TRA2-3 THE EFFECT OF PREHOSPITAL PROVIDER TRIAGE ACCURACY ON THE COST-EFFECTIVENESS HELICOPTER SCENE TRANSPORT FOR TRAUMA

Thursday, October 18, 2012: 11:06 AM
Regency Ballroom C (Hyatt Regency)
INFORMS (INF), Applied Health Economics (AHE)
Candidate for the Lee B. Lusted Student Prize Competition

M. Kit Delgado, MD, Stanford University School of Medicine, Stanford, CA, Sharada Weir, Ph.D., University of Massachusetts Medical School, Shrewsbury, MA and Jeremy D. Goldhaber-Fiebert, PhD, Stanford University, Stanford, CA

Purpose: A recent study of 223,475 severely injured patients transported from the scene to trauma centers found that helicopter transport was associated with a 15% relative risk reduction in mortality compared to ground ambulance transport. In 2010, 47% of U.S. helicopter scene transports had only minor injuries. We assessed the cost-effectiveness of helicopter transport given that overtriage of patients with minor injuries to helicopter transport does not improve their outcomes.

Method: Using a Markov model, we evaluated the cost-effectiveness of helicopter scene transport relative to ground transport given triage accuracy in current practice compared with the hypothetical case of perfect triage accuracy (all patients transported have severe injury). The model followed patients from injury through prehospital care, hospitalization, first year post-discharge, and the remainder of life. Patients were trauma victims (mean age: 43; range: 18-85) with Abbreviated Injury Scores (AIS) from 1-6. Costs and survival probabilities stratified by injury severity were derived from the National Study on the Costs and Outcomes of Trauma supplemented by the National Trauma Data Bank.  Transport crash risks were derived from the published literature. Outcomes included costs (2009$), quality adjusted life-years (QALYs), and incremental cost-effectiveness ratios. We used second-order Monte Carlo simulations (10,000 samples) to estimate means and confidence intervals (CI) for all outcomes. 

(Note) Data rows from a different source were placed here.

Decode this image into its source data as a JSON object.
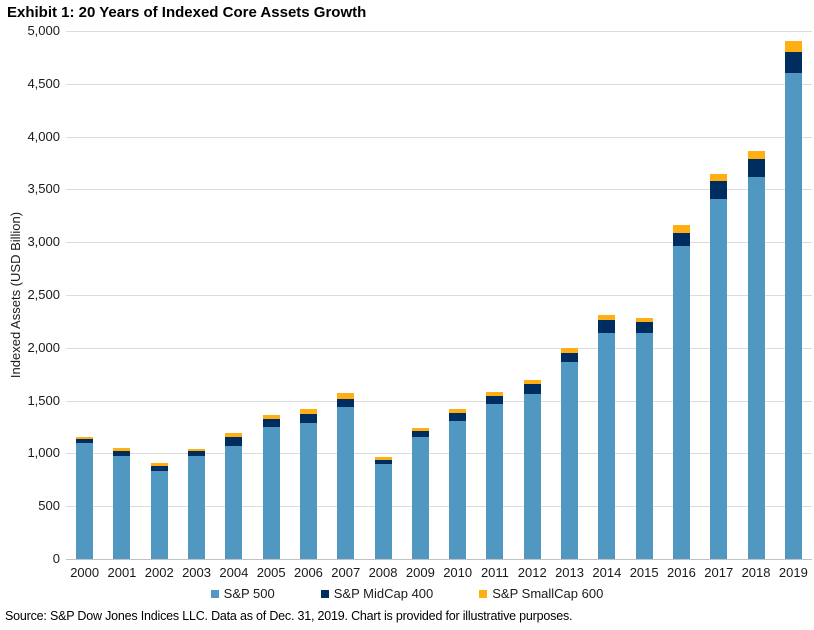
{
  "page": {
    "source_note": "Source: S&P Dow Jones Indices LLC. Data as of Dec. 31, 2019. Chart is provided for illustrative purposes."
  },
  "chart_data": {
    "type": "bar",
    "stacked": true,
    "title": "Exhibit 1: 20 Years of Indexed Core Assets Growth",
    "xlabel": "",
    "ylabel": "Indexed Assets (USD Billion)",
    "ylim": [
      0,
      5000
    ],
    "y_ticks": [
      0,
      500,
      1000,
      1500,
      2000,
      2500,
      3000,
      3500,
      4000,
      4500,
      5000
    ],
    "grid": "horizontal",
    "gridline_color": "#DCDCDC",
    "axis_color": "#C2C2C2",
    "legend_position": "bottom-center",
    "categories": [
      "2000",
      "2001",
      "2002",
      "2003",
      "2004",
      "2005",
      "2006",
      "2007",
      "2008",
      "2009",
      "2010",
      "2011",
      "2012",
      "2013",
      "2014",
      "2015",
      "2016",
      "2017",
      "2018",
      "2019"
    ],
    "series": [
      {
        "name": "S&P 500",
        "color": "#5097C1",
        "values": [
          1095,
          978,
          830,
          972,
          1070,
          1250,
          1285,
          1442,
          903,
          1155,
          1307,
          1465,
          1560,
          1866,
          2143,
          2143,
          2964,
          3412,
          3620,
          4605
        ]
      },
      {
        "name": "S&P MidCap 400",
        "color": "#002D5F",
        "values": [
          41,
          46,
          50,
          47,
          84,
          73,
          85,
          70,
          32,
          57,
          73,
          79,
          94,
          88,
          120,
          104,
          126,
          168,
          165,
          199
        ]
      },
      {
        "name": "S&P SmallCap 600",
        "color": "#FFAE14",
        "values": [
          24,
          30,
          25,
          26,
          38,
          38,
          47,
          57,
          31,
          31,
          38,
          40,
          41,
          47,
          45,
          38,
          70,
          69,
          78,
          105
        ]
      }
    ]
  }
}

Result: With a 15% mortality reduction and current triage accuracy, helicopter transport costs $113,306 per QALY gained (95% CI: $98,732-131,544) compared to ground ambulance transport and is never dominated or cost-saving. If triage were performed perfectly, helicopter transport would cost $67,214 per QALY gained (95% CI: $59,799-75,700), a reduction of $48,201 per QALY gained. Assuming a 15% mortality reduction, overtriage of minor injury patients would have to be reduced from 47% to 31% for helicopter transport to have at least a 95% probability of costing less than $100,000 per QALY gained.  Similarly, if current triage accuracy remains the same, the mortality reduction provided by helicopter transport would need to be greater than 19%. 

Conclusion: Unless overtriage of patients with minor injuries can be substantially reduced from its current level of 47%, or mortality reductions for seriously injured patients transported by helicopter are greater than was found in a recent large observational study, as currently used, helicopter scene transport is not cost-effective relative to ground transport.